There have been two different types of great bandleaders in American music, a group that includes John Philip Sousa, Bill Monroe, Art Blakey, Miles Davis, Muddy Waters, Howlin’ Wolf, Buck Owens, James Brown, Prince, Frank Zappa, Count Basie, and a few others: the type of bandleader for whom players played above themselves, better than they ever had or would on their own, and the type of bandleader whose ensemble functioned as a kind of “finishing school” or post-grad education, for whom players played great and then left. Monroe, Blakey, Miles, Muddy, JB fall into the latter category: with an astonishing eye for talent, they recruited brilliant youngsters before anyone else had recognized their brilliance, paid them relatively short bread, and watched them move on; Sousa, Wolf, Owens, Zappa, Prince, Basie fall into the former category: an astonishing eye for talent, but players never played as well elsewhere as they did in those seminal bands. The result was that the smarter players stayed in those bands, sometimes for generations.

That was never more true than in the Ellington band: some of his sidemen played with him for 3 or 4 or 5 decades, and none of them (with the exception of this 1943 band, which was an exception in many other ways as well) were as successful outside the band’s orbit.

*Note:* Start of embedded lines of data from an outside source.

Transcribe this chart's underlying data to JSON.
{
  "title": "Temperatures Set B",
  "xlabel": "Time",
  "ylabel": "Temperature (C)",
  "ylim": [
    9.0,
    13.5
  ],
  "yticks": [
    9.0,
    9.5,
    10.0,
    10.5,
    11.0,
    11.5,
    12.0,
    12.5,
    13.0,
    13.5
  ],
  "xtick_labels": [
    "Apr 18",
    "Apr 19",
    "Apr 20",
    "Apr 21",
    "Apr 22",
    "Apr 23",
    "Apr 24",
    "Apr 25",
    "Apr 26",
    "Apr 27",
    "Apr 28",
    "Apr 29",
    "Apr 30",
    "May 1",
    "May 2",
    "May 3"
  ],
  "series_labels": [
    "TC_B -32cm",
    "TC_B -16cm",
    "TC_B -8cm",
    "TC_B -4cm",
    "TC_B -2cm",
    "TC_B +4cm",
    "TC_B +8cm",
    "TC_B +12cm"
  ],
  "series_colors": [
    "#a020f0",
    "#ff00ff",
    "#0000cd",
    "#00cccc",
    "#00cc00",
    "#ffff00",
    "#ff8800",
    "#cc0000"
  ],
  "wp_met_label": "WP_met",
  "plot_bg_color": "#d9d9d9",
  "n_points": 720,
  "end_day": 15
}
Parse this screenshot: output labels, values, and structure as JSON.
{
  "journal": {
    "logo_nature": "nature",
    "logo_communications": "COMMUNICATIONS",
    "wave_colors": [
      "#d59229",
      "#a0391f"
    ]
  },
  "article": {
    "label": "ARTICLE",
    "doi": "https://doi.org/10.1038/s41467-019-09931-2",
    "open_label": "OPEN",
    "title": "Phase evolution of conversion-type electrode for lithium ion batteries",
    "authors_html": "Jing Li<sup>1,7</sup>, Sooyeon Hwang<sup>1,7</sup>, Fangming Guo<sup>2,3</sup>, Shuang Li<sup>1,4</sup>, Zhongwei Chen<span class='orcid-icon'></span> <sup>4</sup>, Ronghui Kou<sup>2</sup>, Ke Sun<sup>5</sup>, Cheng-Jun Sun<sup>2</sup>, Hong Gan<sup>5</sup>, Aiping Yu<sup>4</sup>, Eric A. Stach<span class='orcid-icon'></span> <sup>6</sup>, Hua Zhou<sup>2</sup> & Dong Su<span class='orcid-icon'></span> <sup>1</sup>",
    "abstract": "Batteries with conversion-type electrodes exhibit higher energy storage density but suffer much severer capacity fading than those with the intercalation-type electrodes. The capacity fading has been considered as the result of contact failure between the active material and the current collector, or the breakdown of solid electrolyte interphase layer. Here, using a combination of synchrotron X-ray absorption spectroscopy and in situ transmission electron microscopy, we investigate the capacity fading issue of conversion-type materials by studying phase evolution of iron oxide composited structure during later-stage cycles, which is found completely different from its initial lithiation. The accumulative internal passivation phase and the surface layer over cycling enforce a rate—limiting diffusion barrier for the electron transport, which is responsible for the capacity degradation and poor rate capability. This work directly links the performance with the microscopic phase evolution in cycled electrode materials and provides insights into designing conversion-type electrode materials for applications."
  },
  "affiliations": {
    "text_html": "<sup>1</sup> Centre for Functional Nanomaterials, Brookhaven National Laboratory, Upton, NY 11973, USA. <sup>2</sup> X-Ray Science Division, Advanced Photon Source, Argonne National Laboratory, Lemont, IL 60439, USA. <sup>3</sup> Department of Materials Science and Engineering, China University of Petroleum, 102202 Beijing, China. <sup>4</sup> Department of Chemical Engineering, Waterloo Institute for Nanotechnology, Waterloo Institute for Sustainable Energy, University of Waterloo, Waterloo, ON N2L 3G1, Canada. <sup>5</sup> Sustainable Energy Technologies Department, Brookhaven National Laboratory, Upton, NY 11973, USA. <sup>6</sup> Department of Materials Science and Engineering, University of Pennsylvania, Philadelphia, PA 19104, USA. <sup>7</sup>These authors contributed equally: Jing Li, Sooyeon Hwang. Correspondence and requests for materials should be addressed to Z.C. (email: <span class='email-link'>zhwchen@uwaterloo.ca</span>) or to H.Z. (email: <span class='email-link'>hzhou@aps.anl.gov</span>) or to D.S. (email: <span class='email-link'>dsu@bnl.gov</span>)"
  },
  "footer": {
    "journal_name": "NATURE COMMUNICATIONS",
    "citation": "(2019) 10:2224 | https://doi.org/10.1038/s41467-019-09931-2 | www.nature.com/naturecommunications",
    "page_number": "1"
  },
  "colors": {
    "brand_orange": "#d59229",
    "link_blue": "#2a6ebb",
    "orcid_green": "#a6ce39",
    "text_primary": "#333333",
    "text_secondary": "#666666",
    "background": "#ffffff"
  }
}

And what a staggeringly brilliant band: trumpets Rex Stewart and Ray Nance (the latter a triple threat on violin and voice as well as trumpet); an incredible and diverse ‘bone section of Lawrence Brown, Juan Tizol, Tricky Sam Nanton, three distinctively different players (Brown a technician, Tizol a valve trombonist, Nanton a specialist in vocalisms and the blues), and the staggering saxophone section of Johnny Hodges, Harry Carney, Ben Webster, Otto Hardwicke, and Chauncey Haughton, Hodges, Hardwicke, and Carney multi-decade veterans and Ben Webster a short-term powerhouse. Very few of these players ever went elsewhere, and Ellington took pains to make it pleasant for them to stay, both musically (by writing beautifully-tailored parts for each individual soloist) and financially (he overpaid them, saying “I let them have all the money, and I have all the fun”). He kept the band on the road for almost 50 years, often losing money on tours and subsidizing it with income from song copyrights, so that he would have the band as a composition workshop (“I can write something that morning and hear it that night”). Virtually no other American composer has had that kind of laboratory, and even only a few of the other leaders I cite were not really composers. The exceptions are JB, Zappa, and Prince, who also developed astonishingly brilliant, complex, and virtuosic on-stage procedures (absolutely incredible live shows from all three).

And what compositions! This January 1943 program shows the fantastic diversity of Duke’s writing: Black and Tan Fantasy, the gorgeous and sexy “jungle music” of the ‘20s; Rockin’ in Rhythm, which I’ve always heard as another in Duke’s series of fantastic portraits of trains (also including Daybreak Express from 1936); the beautiful “tribute” pieces Portrait of Bert Williams and Portrait of Bojangles, which also served as features for various soloists, as do Jack the Bear (for the young bassist Jimmy Blanton) and Boy Meets Horn (for Rex); the knotty complexity of Ko-Ko and Bakiff; and the beautiful, heartfelt, often misunderstood or derogated extended works he wrote as tributes to his people: Black, Brown, and Beige and Come Sunday (the latter featuring the greatest Ellington soloist of all, alto player Johnny Hodges).

There is no way to contain all of Duke Ellington’s genius on a single recording. I teach a 16-week intensive seminar on his music and feel like I’m barely scratching the surface of what’s there. But if you want a sampling of his greatest band and most classic compositions, this is a great place to start.